Meloni ha reagito come prevedibile: definizione alla mano, post social, tono ferito. “Cortigiana” non è neutra – né oggi né ieri. Evoca la donna che serve, non quella che governa. Landini ha precisato: intendevo la corte, non la camera da letto. Ma la parola era già uscita, con tutta la scia semantica che porta addosso. Nella politica contemporanea, dove il linguaggio è marketing e il conflitto è immagine, una svista lessicale pesa più di un errore di linea.
Il risultato: due giorni di dibattito su cosa significhi davvero “cortigiana”. Accademie, linguisti, tweet, talk show. Tutti intenti a scandagliare il dizionario, nessuno a parlare del perché Meloni fosse al vertice con Trump o cosa si sia detto sul piano per Gaza. È l’effetto boomerang della politica mediatica: quando la forma collassa, la sostanza evapora.
Landini, che voleva accusare la premier di subalternità geopolitica, ha finito per regalarle un frame perfetto: donna insultata da un uomo di potere. Meloni, che vive di contrapposizioni, ha colto l’occasione per trasformare la replica in autodifesa morale.

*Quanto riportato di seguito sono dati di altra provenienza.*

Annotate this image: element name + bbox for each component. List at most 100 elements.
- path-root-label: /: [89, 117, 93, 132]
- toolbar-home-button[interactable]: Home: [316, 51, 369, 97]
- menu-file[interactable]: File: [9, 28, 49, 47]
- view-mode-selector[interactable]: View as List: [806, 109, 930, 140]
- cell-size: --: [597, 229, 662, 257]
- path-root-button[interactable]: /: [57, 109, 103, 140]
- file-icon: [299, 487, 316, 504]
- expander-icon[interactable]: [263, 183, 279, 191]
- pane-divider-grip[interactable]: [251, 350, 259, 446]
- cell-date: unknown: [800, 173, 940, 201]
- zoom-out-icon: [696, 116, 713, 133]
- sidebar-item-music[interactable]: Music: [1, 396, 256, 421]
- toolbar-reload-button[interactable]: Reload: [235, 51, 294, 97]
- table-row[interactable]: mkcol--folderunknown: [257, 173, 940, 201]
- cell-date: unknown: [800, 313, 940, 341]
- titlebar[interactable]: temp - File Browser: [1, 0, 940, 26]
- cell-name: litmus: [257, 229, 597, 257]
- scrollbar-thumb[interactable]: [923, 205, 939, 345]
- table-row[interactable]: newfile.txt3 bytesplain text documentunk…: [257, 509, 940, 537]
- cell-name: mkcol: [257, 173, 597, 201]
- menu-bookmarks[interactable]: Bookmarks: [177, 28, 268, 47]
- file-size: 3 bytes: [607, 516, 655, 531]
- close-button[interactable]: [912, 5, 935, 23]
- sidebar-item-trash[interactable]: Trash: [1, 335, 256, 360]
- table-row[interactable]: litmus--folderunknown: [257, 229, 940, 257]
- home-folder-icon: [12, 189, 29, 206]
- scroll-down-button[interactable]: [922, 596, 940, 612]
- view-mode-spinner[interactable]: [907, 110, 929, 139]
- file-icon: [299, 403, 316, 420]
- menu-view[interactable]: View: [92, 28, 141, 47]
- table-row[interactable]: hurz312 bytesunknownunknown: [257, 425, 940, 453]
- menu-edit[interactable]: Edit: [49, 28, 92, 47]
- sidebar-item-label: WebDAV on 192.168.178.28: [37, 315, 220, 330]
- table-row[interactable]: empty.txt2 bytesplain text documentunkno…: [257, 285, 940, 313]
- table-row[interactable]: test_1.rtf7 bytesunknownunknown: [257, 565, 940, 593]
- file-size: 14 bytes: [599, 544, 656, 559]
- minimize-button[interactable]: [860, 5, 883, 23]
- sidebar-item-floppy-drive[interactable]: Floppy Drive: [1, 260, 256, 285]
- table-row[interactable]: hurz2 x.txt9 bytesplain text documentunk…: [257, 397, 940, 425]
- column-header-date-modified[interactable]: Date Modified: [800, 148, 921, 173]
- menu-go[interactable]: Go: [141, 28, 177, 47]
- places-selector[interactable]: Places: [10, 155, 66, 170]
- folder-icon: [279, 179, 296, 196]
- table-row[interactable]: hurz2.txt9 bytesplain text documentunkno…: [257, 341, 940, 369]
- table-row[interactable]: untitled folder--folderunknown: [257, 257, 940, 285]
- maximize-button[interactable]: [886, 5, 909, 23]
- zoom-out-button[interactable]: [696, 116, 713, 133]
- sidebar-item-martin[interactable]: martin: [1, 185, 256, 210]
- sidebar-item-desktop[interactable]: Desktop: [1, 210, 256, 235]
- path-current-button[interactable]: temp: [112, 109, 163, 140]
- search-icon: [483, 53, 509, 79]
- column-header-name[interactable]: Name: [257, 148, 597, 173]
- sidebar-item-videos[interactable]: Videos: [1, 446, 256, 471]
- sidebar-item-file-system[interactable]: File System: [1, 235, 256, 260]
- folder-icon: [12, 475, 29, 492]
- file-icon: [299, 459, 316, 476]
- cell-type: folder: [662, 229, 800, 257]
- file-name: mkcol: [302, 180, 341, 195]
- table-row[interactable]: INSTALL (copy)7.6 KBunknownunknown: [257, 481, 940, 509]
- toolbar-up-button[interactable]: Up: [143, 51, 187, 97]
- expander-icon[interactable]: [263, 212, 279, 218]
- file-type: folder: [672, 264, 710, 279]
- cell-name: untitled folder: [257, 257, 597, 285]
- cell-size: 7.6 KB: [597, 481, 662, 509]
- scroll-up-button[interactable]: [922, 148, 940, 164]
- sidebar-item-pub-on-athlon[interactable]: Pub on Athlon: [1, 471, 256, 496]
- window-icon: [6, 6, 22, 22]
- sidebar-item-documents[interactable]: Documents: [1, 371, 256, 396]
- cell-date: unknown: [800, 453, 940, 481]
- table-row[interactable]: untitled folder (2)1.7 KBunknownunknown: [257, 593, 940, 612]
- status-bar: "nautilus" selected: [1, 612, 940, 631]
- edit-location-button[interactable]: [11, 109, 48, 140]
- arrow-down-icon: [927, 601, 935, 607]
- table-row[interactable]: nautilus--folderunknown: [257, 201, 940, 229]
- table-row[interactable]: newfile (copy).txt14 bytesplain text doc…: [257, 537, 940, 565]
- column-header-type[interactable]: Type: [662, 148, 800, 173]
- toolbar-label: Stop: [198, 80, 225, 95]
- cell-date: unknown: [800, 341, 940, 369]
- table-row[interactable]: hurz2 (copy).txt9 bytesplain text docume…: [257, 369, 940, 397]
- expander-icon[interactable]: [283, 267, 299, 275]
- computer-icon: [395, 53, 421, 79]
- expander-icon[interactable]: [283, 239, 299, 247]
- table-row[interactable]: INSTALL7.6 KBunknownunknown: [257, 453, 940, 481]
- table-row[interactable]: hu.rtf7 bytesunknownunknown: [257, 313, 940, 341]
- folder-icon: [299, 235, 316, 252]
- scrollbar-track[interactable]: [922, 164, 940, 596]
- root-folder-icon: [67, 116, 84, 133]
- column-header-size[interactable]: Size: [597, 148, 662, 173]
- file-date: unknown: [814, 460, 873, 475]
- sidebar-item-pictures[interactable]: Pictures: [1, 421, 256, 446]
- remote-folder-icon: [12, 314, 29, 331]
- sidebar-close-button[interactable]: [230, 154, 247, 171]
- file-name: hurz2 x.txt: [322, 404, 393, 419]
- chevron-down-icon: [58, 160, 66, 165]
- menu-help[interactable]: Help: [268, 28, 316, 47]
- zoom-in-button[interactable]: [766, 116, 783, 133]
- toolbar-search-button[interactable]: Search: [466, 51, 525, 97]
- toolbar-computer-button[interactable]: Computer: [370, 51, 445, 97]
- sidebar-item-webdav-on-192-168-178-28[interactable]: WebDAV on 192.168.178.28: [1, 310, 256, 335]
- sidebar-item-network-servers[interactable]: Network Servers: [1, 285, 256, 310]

Tutti vincono nello scontro apparente; tutti perdono nel merito. La parola “cortigiana” funziona come detonatore e come scudo: apre il fuoco e devia il bersaglio.
C’è un cortocircuito culturale che vale più della cronaca. Da un lato, la sinistra sindacale che non si accorge di parlare ancora in un codice maschile ottocentesco, convinta che l’ironia salvi tutto. Dall’altro, la destra identitaria che rivendica il rispetto delle donne solo quando coincide con la propria leader. Due facce della stessa impotenza linguistica: parole che pretendono di ferire ma rivelano solo la fatica di pensare.
Il punto non è più Landini né Meloni. È il linguaggio come campo di battaglia, la parola che sostituisce il fatto. Da Kiev a Gaza il mondo misura il sangue; noi misuriamo il tono.
In fondo “cortigiana” è la metafora perfetta per questa politica: inchini di facciata, devozioni mediatiche, potere come spettacolo. Chi insulta sbaglia, chi reagisce recita, e il pubblico applaude convinto di aver capito. È la democrazia al tempo del sinonimo virale: basta un aggettivo per cambiare argomento, basta un’eco per coprire il rumore di tutto il resto.